Get high with these Bhang recipes

Holi is imperfect without the traditional bhang. This Holi, treat your guests with some new bhang recipes along with the traditional bhang thandai. Enjoy and thank us later.

    1. Bhang infused Rabri

    Ingredients:

    Fresh cream: 300 ml

    Sugar: 50 gm

    Milk: 200 ml

    Gelatin: 3 sheets

    Bhang: 35 gm

    Rabri: 100 gm

    Almonds: A handful

    Pistachio: A handful

    Method:

    1. Soak the bhang in half cup of water during the night. Crush the soaked leaves in morning and make an even paste.
    2. Keep the gelatin in iced water for 15 minutes.
    3. Side by side, heat up fresh cream, sugar and milk on low flame.
    4. Add the gelatin to this milk cream paste, blend properly then mix the bhang paste.
    5. Whip it well till it gets free of lumps. Let it remain intact for a couple of minutes before pouring the mix into glass bowls.
    6. Refrigerate for around 2 to 3 hours.
    7. Layer the tops of each bowl with fresh cream and sprinkle roughly chopped pistachio and almonds over it.

    Serve cool.

    1. Bhang Peda

    Ingredients:

    Khoya: 2 cups

    Ghee: 1 cup

    Sugar: 1 cup

    Bhang leaves: 4 tablespoon

    Chopped pistachio and almonds for garnishing

    Method:

    1. Heat ghee in a pan and add the washed bhang leaves  to it.
    2. Fry for around 5 – 10 minutes till the bhang leaves change colour from light green to dark green.
    3. Knead khoya with sugar. Add the fried bhang leaves to the sugar and khoya mixture.
    4. Make round balls with your hands and sprinkle some chopped pistachio from the top.
    5. Refrigerate it for about 4 – 5 hours or till the time it sets hard.
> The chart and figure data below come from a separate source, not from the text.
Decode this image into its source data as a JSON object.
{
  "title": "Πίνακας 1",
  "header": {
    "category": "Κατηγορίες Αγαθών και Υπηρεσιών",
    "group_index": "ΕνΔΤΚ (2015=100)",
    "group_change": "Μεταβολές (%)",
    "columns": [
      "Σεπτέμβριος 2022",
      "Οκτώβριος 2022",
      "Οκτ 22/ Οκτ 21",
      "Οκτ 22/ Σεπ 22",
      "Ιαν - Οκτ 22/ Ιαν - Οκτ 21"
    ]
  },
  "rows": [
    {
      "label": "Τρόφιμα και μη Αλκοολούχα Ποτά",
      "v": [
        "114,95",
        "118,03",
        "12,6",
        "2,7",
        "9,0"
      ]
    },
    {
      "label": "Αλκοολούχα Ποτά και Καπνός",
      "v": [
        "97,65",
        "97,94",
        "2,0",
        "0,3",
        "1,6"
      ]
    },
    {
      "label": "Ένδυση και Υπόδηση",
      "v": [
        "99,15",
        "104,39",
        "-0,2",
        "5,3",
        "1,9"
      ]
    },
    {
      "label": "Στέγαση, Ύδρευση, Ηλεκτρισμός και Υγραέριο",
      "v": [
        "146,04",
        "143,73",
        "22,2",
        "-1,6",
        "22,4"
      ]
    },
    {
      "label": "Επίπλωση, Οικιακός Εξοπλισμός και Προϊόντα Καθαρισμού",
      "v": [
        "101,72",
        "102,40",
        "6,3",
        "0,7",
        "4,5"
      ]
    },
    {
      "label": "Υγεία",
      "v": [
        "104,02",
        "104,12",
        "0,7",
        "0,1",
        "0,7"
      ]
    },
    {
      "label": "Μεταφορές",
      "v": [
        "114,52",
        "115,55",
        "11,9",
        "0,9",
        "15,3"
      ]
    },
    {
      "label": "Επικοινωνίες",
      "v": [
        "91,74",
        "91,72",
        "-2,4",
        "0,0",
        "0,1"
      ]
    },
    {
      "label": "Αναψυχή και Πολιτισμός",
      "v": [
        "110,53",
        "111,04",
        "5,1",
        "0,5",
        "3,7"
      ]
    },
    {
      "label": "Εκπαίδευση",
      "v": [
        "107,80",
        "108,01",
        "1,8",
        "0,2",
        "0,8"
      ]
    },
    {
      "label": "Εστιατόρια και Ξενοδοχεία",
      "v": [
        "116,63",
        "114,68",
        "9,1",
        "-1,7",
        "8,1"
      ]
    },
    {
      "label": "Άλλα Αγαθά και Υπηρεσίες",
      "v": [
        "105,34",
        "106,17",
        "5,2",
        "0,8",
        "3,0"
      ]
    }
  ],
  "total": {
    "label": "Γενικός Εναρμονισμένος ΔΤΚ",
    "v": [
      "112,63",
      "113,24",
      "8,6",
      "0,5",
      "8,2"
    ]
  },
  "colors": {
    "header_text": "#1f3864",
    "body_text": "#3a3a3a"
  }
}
    Serve with a refreshing mocktail.

    1. Bhang Paneer Tikka

    Ingredients

    Malai paneer: 500 gms

    Bhang leaves and buds: 100 gms

    Ghee: 30gms

    Khus khus: 30 gms

    Sugar: 10 gms

    Salt: to taste

    Curd: 60 gms

    Ginger garlic paste: 1 tsp

    Method:

    1. Wash the leaves and spread out on paper napkin to dry. After some time crush the leaves.
    2. Fry the leaves in ghee as it eliminates the chemicals within the bhang. Also mix in the khus khus and sugar slowly till you get a semi-solid paste.
    1. Cut the paneer evenly. Stuff in the bhang mix between two slices of paneerand then marinate in a mixture of ginger garlic paste, curd and salt. Cook in the tandoor and serve hot.